Between the VGA chip and VLSI chips lays an extremely long header where the expansion riser card would normally be inserted. This machine doesn’t have the riser card, so I can’t plug in a sound card or anything else which is a bit of a shame. I’m surprised the machine works without it as I’ve seen many other machines which don’t work correctly or at all when it is missing.

This board has some stickers that look like they were written by a service technician, they are attached to a part of the board under the floppy drive where there is a blank area containing no visible traces or chips. The first sticker reports an invalid opcode at a particular memory address which could indicate a problem with RAM or software.

Fortunately after testing the machine I’ve found the only problem so far is the malfunctioning COM1, the rest of the machine appears to be functional, and the IDE hard drive boots DOS ok. I have noticed that the Floppy drive light stays on, something which sometimes indicated incorrect installation of the cable. In this case the cable is correct, and the drive even reads disks, so there is likely a jumper setting on the drive that needs correcting.

I benchmarked this machine with Topbench to see how it compares to others. It was marginally faster than a 286@16Mhz with a 287 co-processor. I think there may be a few factors that contribute to this. Firstly I think the RAM must be a similar speed to that in the 286, thus slowing down the memory and opcode tests. It does perform better in the 3d games test which I found interesting as that has some floating point arithmetic. Luckily this is perfect for testing my homebrew platform game.

Finally I’m pleased with how the extra lighting has improved the pictures, but my technique still needs work. Perhaps another source of lighting is called for, or perhaps finally a step up to a better camera.


3 Responses to “Hardware pickups”

  1. February 20, 2015 at 3:56 am

    Nice finds. I’d love to have a 486 with that small form factor. cool PC with the exception of the built in Trident card. I never much liked Trident, probably because my fist Windows PC had a trident built in and it gave me lots of issues. the 8900 isn’t a bad chip though. the D variant is actually very speedy in DOS. Test show it actually rivals chips like the ET4000, not sure about the B. I scored a box of old PC parts this weekend as well. One such thing is a bizarre motherboard with a 487 copro socket as well as a OPTi Local Bus port…at least I think thats what it is. haven’t managed to get it to boot yet or positively identify the board.

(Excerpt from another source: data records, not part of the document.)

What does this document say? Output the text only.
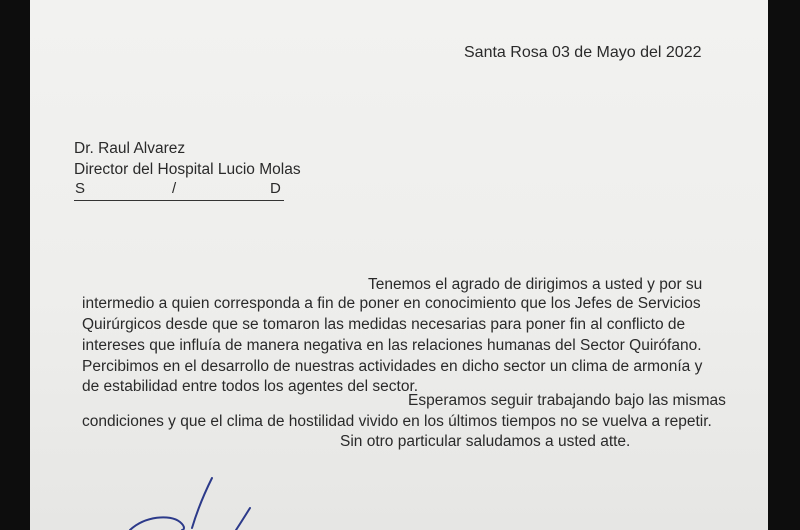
Santa Rosa 03 de Mayo del 2022
Dr. Raul Alvarez
Director del Hospital Lucio Molas
S	/	D
Tenemos el agrado de dirigimos a usted y por su
intermedio a quien corresponda a fin de poner en conocimiento que los Jefes de Servicios
Quirúrgicos desde que se tomaron las medidas necesarias para poner fin al conflicto de
intereses que influía de manera negativa en las relaciones humanas del Sector Quirófano.
Percibimos en el desarrollo de nuestras actividades en dicho sector un clima de armonía y
de estabilidad entre todos los agentes del sector.
Esperamos seguir trabajando bajo las mismas
condiciones y que el clima de hostilidad vivido en los últimos tiempos no se vuelva a repetir.
Sin otro particular saludamos a usted atte.
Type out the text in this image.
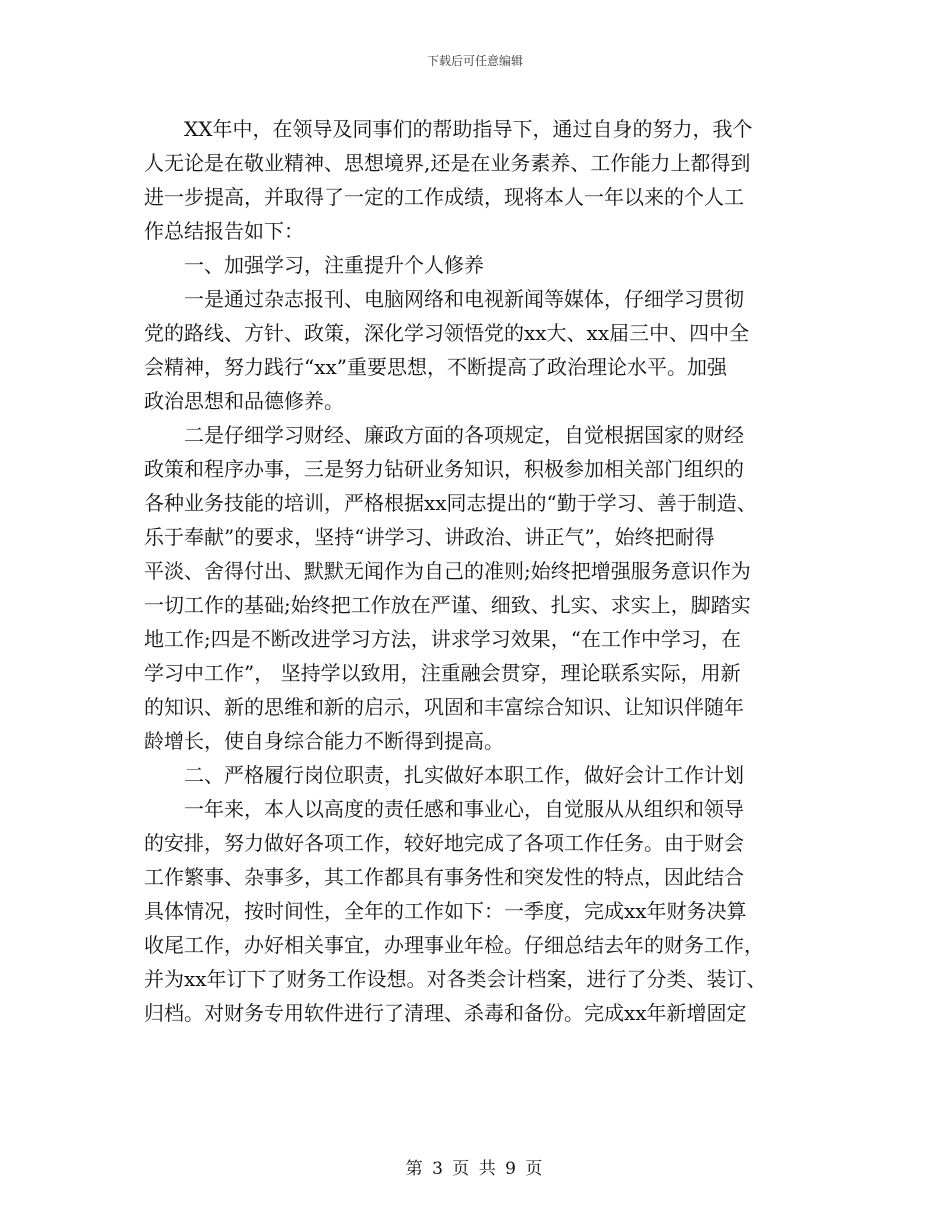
下载后可任意编辑
XX年中，在领导及同事们的帮助指导下，通过自身的努力，我个
人无论是在敬业精神、思想境界,还是在业务素养、工作能力上都得到
进一步提高，并取得了一定的工作成绩，现将本人一年以来的个人工
作总结报告如下：
一、加强学习，注重提升个人修养
一是通过杂志报刊、电脑网络和电视新闻等媒体，仔细学习贯彻
党的路线、方针、政策，深化学习领悟党的xx大、xx届三中、四中全
会精神，努力践行“xx”重要思想，不断提高了政治理论水平。加强
政治思想和品德修养。
二是仔细学习财经、廉政方面的各项规定，自觉根据国家的财经
政策和程序办事，三是努力钻研业务知识，积极参加相关部门组织的
各种业务技能的培训，严格根据xx同志提出的“勤于学习、善于制造、
乐于奉献”的要求，坚持“讲学习、讲政治、讲正气”，始终把耐得
平淡、舍得付出、默默无闻作为自己的准则;始终把增强服务意识作为
一切工作的基础;始终把工作放在严谨、细致、扎实、求实上，脚踏实
地工作;四是不断改进学习方法，讲求学习效果，“在工作中学习，在
学习中工作”， 坚持学以致用，注重融会贯穿，理论联系实际，用新
的知识、新的思维和新的启示，巩固和丰富综合知识、让知识伴随年
龄增长，使自身综合能力不断得到提高。
二、严格履行岗位职责，扎实做好本职工作，做好会计工作计划
一年来，本人以高度的责任感和事业心，自觉服从从组织和领导
的安排，努力做好各项工作，较好地完成了各项工作任务。由于财会
工作繁事、杂事多，其工作都具有事务性和突发性的特点，因此结合
具体情况，按时间性，全年的工作如下：一季度，完成xx年财务决算
收尾工作，办好相关事宜，办理事业年检。仔细总结去年的财务工作，
并为xx年订下了财务工作设想。对各类会计档案，进行了分类、装订、
归档。对财务专用软件进行了清理、杀毒和备份。完成xx年新增固定
第 3 页 共 9 页
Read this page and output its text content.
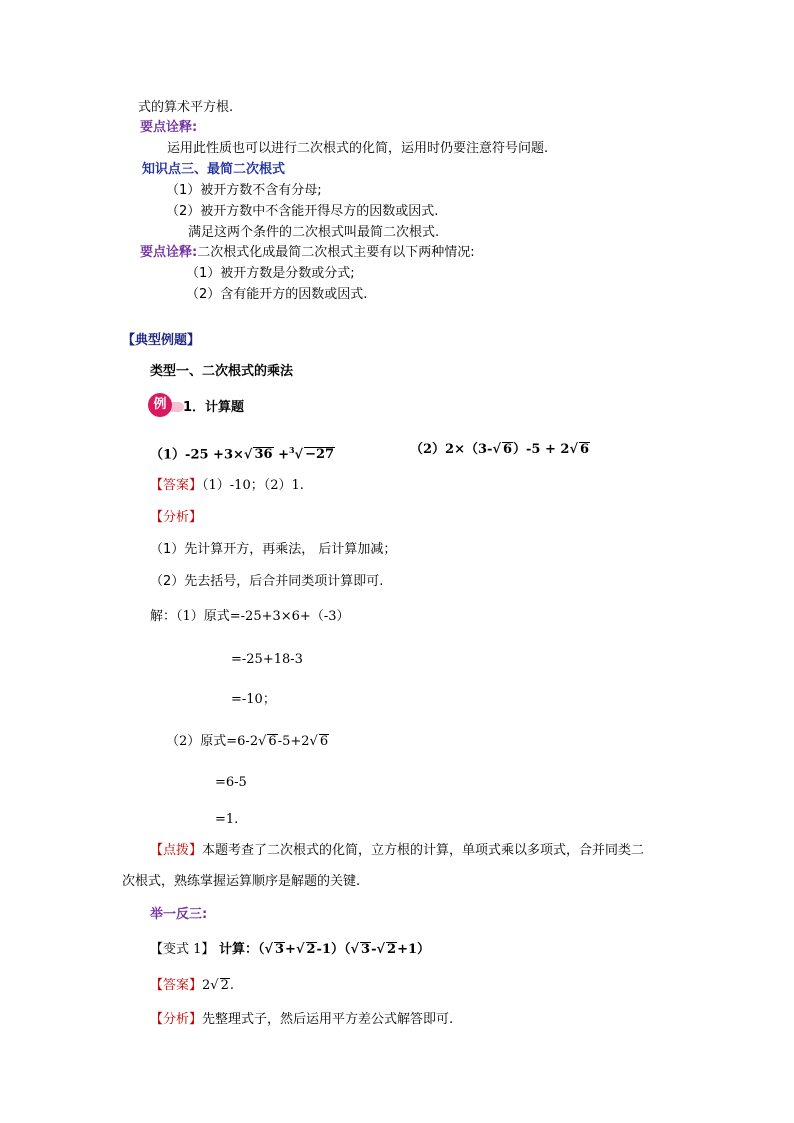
式的算术平方根.
要点诠释:
运用此性质也可以进行二次根式的化简，运用时仍要注意符号问题.
知识点三、最简二次根式
（1）被开方数不含有分母;
（2）被开方数中不含能开得尽方的因数或因式.
满足这两个条件的二次根式叫最简二次根式.
要点诠释:二次根式化成最简二次根式主要有以下两种情况:
（1）被开方数是分数或分式;
（2）含有能开方的因数或因式.
【典型例题】
类型一、二次根式的乘法
例	1．计算题
（1）-25 +3×√ 36 +$^3$√ −27	（2）2×（3-√ 6）-5 + 2√ 6
【答案】（1）-10；（2）1.
【分析】
（1）先计算开方，再乘法， 后计算加减；
（2）先去括号，后合并同类项计算即可.
解：（1）原式=-25+3×6+（-3）
=-25+18-3
=-10；
（2）原式=6-2√ 6-5+2√ 6
=6-5
=1.
【点拨】本题考查了二次根式的化简，立方根的计算，单项式乘以多项式，合并同类二
次根式，熟练掌握运算顺序是解题的关键.
举一反三:
【变式 1】 计算：（√ 3+√ 2-1）（√ 3-√ 2+1）
【答案】2√ 2.
【分析】先整理式子，然后运用平方差公式解答即可.
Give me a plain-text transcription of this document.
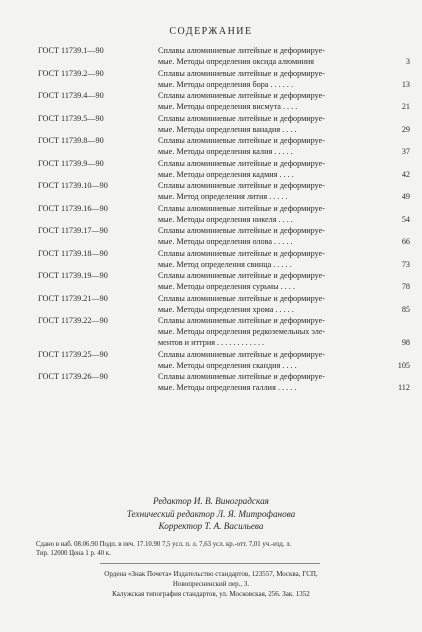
СОДЕРЖАНИЕ
ГОСТ 11739.1—90	Сплавы алюминиевые литейные и деформируе-
мые. Методы определения оксида алюминия	3
ГОСТ 11739.2—90	Сплавы алюминиевые литейные и деформируе-
мые. Методы определения бора . . . . . .	13
ГОСТ 11739.4—90	Сплавы алюминиевые литейные и деформируе-
мые. Методы определения висмута . . . .	21
ГОСТ 11739.5—90	Сплавы алюминиевые литейные и деформируе-
мые. Методы определения ванадия . . . .	29
ГОСТ 11739.8—90	Сплавы алюминиевые литейные и деформируе-
мые. Методы определения калия . . . . .	37
ГОСТ 11739.9—90	Сплавы алюминиевые литейные и деформируе-
мые. Методы определения кадмия . . . .	42
ГОСТ 11739.10—90	Сплавы алюминиевые литейные и деформируе-
мые. Метод определения лития . . . . .	49
ГОСТ 11739.16—90	Сплавы алюминиевые литейные и деформируе-
мые. Методы определения никеля . . . .	54
ГОСТ 11739.17—90	Сплавы алюминиевые литейные и деформируе-
мые. Методы определения олова . . . . .	66
ГОСТ 11739.18—90	Сплавы алюминиевые литейные и деформируе-
мые. Метод определения свинца . . . . .	73
ГОСТ 11739.19—90	Сплавы алюминиевые литейные и деформируе-
мые. Методы определения сурьмы . . . .	78
ГОСТ 11739.21—90	Сплавы алюминиевые литейные и деформируе-
мые. Методы определения хрома . . . . .	85
ГОСТ 11739.22—90	Сплавы алюминиевые литейные и деформируе-
мые. Методы определения редкоземельных эле-
ментов и иттрия . . . . . . . . . . . .	98
ГОСТ 11739.25—90	Сплавы алюминиевые литейные и деформируе-
мые. Методы определения скандия . . . .	105
ГОСТ 11739.26—90	Сплавы алюминиевые литейные и деформируе-
мые. Методы определения галлия . . . . .	112
Редактор И. В. Виноградская
Технический редактор Л. Я. Митрофанова
Корректор Т. А. Васильева
Сдано в наб. 08.06.90 Подп. в печ. 17.10.90 7,5 усл. п. л. 7,63 усл. кр.-отт. 7,01 уч.-изд. л.
Тир. 12000 Цена 1 р. 40 к.
Ордена «Знак Почета» Издательство стандартов, 123557, Москва, ГСП,
Новопресненский пер., 3.
Калужская типография стандартов, ул. Московская, 256. Зак. 1352
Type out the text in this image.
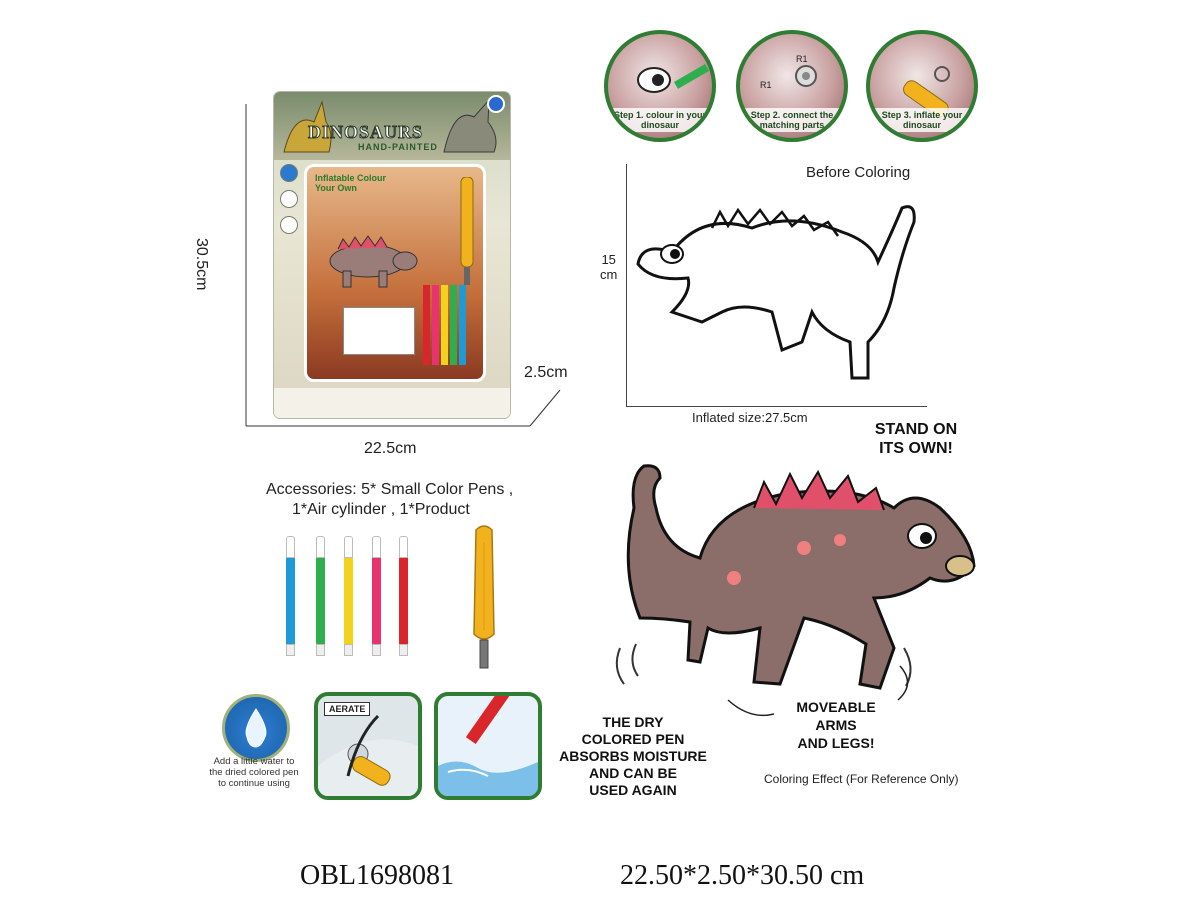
DINOSAURS
HAND-PAINTED
Inflatable Colour Your Own
Inflated size
30.5cm
22.5cm
2.5cm
Step 1. colour in your dinosaur
R1
R1
Step 2. connect the matching parts
Step 3. inflate your dinosaur
Before Coloring
15
cm
Inflated size:27.5cm
STAND ON
ITS OWN!
MOVEABLE
ARMS
AND LEGS!
Coloring Effect (For Reference Only)
Accessories: 5* Small Color Pens ,
1*Air cylinder , 1*Product
Add a little water to the dried colored pen to continue using
AERATE
THE DRY
COLORED PEN
ABSORBS MOISTURE
AND CAN BE
USED AGAIN
OBL1698081	22.50*2.50*30.50 cm
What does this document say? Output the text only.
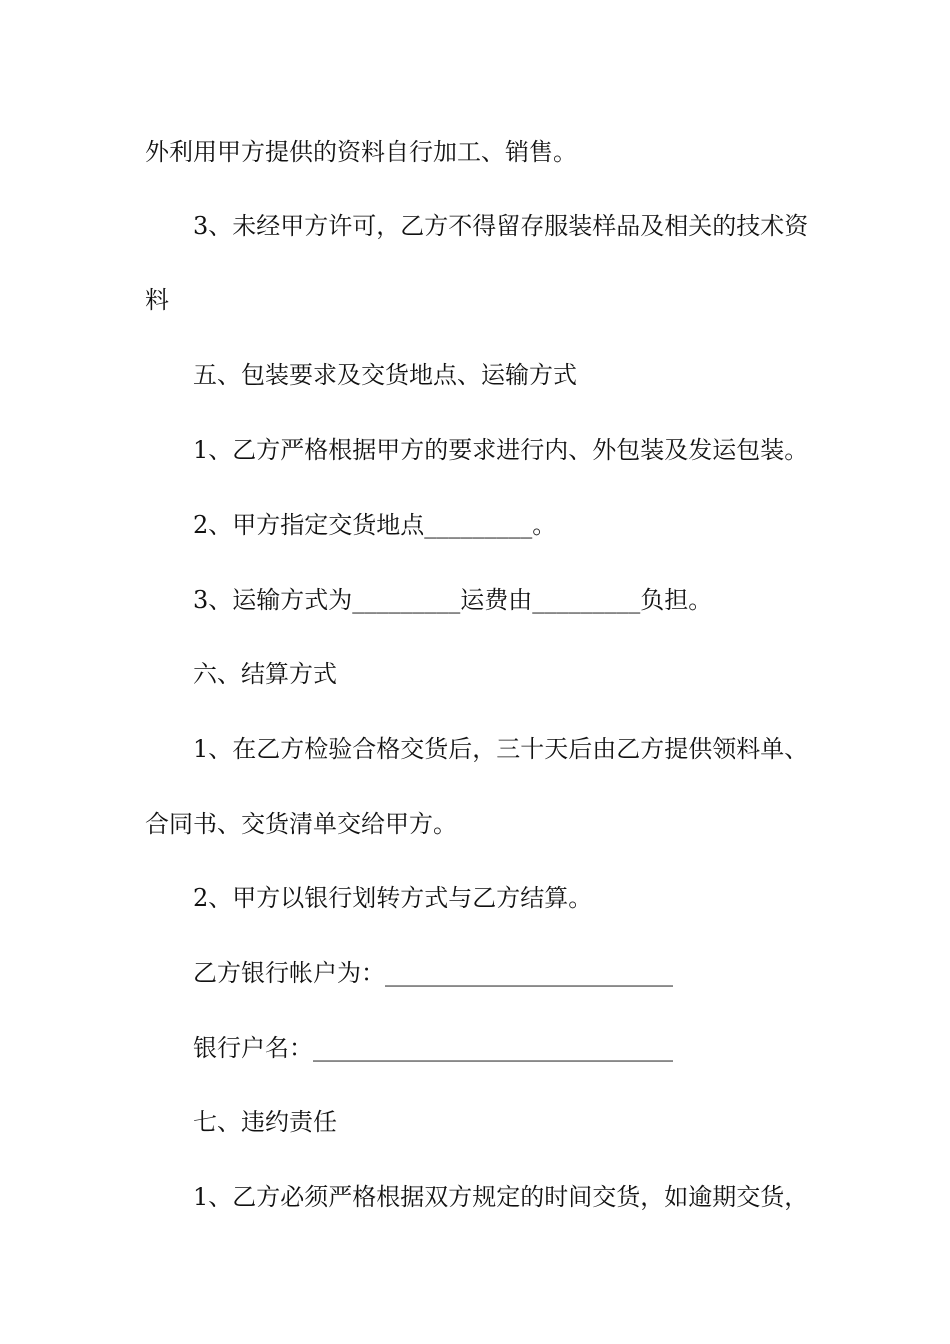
外利用甲方提供的资料自行加工、销售。
3、未经甲方许可，乙方不得留存服装样品及相关的技术资
料
五、包装要求及交货地点、运输方式
1、乙方严格根据甲方的要求进行内、外包装及发运包装。
2、甲方指定交货地点_________。
3、运输方式为_________运费由_________负担。
六、结算方式
1、在乙方检验合格交货后，三十天后由乙方提供领料单、
合同书、交货清单交给甲方。
2、甲方以银行划转方式与乙方结算。
乙方银行帐户为：________________________
银行户名：______________________________
七、违约责任
1、乙方必须严格根据双方规定的时间交货，如逾期交货，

    • February 20, 2015 at 11:11 am

      This version of the trident chip seems to work ok so far. The video memory is probably more likely to be a speed bottle neck as it is 80ns which corresponds to a maximum speed of about 12.5Mhz. I think the system RAM is probably faster, but I’ll have to check that. I am contemplating trying out one of the 387 chips in this machine to see what it’s like.

      did that 486 board have a 486sx on it? The 486sx is the only one not having the FPU on-die. The silly thing about the 487 was it was a complete 486dx that simply disabled the 486sx when installed, also the 487 was expensive hence not many people upgraded. I did some reading about the 486sx and have heard that it didn’t have any disadvantage in software not using the FPU, so until that became common practise it was quite reasonable to go with the SX.


      • February 20, 2015 at 12:10 pm

        not installed. The box I bought it from had a 486sx 25mhz CPU in it though and I assume that goes with the board. there is one jumper on the board to choose either a 486sx or DX so I’m assuming I can just put A DX in the main CPU socket and not have to deal with the 487 nonsense. If i can ever get it to post. it takes 30 pin SIMMs and I don’t have the right ones for it so I’m hoping that’s all I’ll need.